The flip side of “carat dominates” is that the confound hides everything else. Better stones tend to be cut smaller, so in the raw data the grades get tangled with size. To see clarity clean, I held carat nearly fixed (the 0.9 to 1.1 carat band, 10,325 stones, median 1.01 carat) and looked at median price across clarity grades.
The gradient is steep and monotonic. I1, the worst clarity present, runs a median of $2,657. IF, internally flawless, runs $10,056. Same size, and the cleanest stones cost 3.78 times the most-included ones, a spread of $7,398 on a one-carat diamond. Every step up the clarity ladder adds money: SI2 to SI1 to VS2 to VS1, climbing the whole way.

Clarity is a real C. It just cannot show its hand until you stop letting carat speak for it.
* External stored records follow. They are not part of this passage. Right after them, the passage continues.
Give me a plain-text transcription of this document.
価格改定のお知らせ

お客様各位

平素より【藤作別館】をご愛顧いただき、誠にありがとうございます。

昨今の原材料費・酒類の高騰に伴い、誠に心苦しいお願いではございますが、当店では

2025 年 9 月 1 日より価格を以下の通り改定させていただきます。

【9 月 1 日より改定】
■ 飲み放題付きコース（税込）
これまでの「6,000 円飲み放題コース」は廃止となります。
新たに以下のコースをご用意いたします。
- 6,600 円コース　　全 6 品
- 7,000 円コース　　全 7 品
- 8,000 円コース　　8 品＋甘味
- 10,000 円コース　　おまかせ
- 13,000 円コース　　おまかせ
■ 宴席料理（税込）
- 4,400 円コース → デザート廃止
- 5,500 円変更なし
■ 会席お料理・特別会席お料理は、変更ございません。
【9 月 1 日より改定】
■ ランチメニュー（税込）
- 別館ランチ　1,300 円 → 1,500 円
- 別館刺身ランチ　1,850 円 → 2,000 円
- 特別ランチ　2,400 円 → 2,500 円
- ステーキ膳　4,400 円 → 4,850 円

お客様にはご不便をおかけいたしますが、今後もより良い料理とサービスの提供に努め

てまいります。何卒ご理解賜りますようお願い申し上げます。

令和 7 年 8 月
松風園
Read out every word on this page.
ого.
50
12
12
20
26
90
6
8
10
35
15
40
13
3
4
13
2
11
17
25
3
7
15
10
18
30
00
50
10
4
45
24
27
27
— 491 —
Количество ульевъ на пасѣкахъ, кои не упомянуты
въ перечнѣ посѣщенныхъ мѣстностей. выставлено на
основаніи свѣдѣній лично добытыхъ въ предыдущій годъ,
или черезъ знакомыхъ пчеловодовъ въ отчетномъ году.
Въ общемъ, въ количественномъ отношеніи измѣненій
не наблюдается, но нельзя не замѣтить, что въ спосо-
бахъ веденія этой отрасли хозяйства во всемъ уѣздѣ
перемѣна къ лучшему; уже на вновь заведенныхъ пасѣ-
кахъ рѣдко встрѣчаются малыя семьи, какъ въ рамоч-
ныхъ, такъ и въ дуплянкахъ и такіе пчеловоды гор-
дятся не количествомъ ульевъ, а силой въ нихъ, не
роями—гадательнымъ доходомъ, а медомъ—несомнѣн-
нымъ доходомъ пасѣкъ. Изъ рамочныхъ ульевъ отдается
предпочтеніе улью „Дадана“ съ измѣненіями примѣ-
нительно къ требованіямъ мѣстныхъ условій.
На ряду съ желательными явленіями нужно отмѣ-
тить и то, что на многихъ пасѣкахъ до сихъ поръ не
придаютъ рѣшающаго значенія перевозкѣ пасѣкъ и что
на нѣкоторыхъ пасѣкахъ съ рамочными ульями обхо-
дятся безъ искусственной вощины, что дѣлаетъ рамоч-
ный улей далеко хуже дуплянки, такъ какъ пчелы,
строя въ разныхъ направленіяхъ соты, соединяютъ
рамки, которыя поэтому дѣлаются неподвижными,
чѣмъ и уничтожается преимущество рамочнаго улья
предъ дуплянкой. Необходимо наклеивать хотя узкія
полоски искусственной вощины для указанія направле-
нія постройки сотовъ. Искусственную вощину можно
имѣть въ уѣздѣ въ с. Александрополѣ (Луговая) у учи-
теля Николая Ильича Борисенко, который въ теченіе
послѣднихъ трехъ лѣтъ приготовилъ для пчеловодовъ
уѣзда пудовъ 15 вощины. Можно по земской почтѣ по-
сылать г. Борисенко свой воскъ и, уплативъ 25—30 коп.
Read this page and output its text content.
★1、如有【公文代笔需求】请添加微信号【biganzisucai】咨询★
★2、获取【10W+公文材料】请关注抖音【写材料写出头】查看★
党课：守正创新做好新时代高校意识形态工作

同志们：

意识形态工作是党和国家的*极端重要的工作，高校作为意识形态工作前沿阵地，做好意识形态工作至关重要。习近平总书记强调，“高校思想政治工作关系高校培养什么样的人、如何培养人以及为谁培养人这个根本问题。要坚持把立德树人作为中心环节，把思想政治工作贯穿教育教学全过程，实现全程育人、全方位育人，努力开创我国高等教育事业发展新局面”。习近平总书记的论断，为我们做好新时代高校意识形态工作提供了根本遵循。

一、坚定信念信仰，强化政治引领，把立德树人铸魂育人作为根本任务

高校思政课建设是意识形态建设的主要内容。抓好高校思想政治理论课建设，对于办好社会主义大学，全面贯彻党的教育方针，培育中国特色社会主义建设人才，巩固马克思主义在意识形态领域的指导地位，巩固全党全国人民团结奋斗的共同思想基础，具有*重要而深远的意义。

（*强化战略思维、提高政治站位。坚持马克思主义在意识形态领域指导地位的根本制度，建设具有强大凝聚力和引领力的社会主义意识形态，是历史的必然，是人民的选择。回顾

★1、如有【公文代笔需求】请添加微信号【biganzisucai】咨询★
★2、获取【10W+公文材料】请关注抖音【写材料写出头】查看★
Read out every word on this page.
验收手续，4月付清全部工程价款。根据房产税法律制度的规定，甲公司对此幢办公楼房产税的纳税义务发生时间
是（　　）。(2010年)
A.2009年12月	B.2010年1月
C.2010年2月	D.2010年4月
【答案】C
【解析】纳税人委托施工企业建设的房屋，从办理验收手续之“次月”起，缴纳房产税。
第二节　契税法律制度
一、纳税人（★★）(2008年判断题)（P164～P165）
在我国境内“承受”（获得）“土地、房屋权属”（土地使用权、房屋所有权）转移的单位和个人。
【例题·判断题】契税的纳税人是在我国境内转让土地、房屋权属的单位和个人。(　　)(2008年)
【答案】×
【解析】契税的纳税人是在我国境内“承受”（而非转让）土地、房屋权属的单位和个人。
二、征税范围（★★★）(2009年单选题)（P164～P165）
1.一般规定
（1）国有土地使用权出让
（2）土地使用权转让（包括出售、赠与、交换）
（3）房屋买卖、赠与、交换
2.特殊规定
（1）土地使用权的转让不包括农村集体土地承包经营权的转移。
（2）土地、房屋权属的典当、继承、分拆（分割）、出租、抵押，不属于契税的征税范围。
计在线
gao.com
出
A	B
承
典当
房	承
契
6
Color is where I have to keep myself honest. Run the same fixed-carat exercise and the worst color, J, medians $3,599 while the best, D, medians $5,080, a 1.41x premium, real but milder than clarity. The catch is that the color gradient inside this band is not clean: G medians $5,241, higher than D. That is almost certainly the other grades leaking in. A G stone here might carry better clarity than the D stones it is compared against. It is exactly the kind of wrinkle a single-variable median cannot fix. The full standardized model, which controls for everything at once, still puts color’s coefficient (0.13) below clarity’s (0.20), so the ranking holds even where the crude median wobbles.
If you are spending money on one of these stones, the model’s advice is blunt. Carat is the price. Clarity and color are the real upgrades, in that order. Cut grade barely moves the number, and depth and table, the two ratios a jeweler will happily walk you through, are, as far as 54,000 prices can tell, decoration.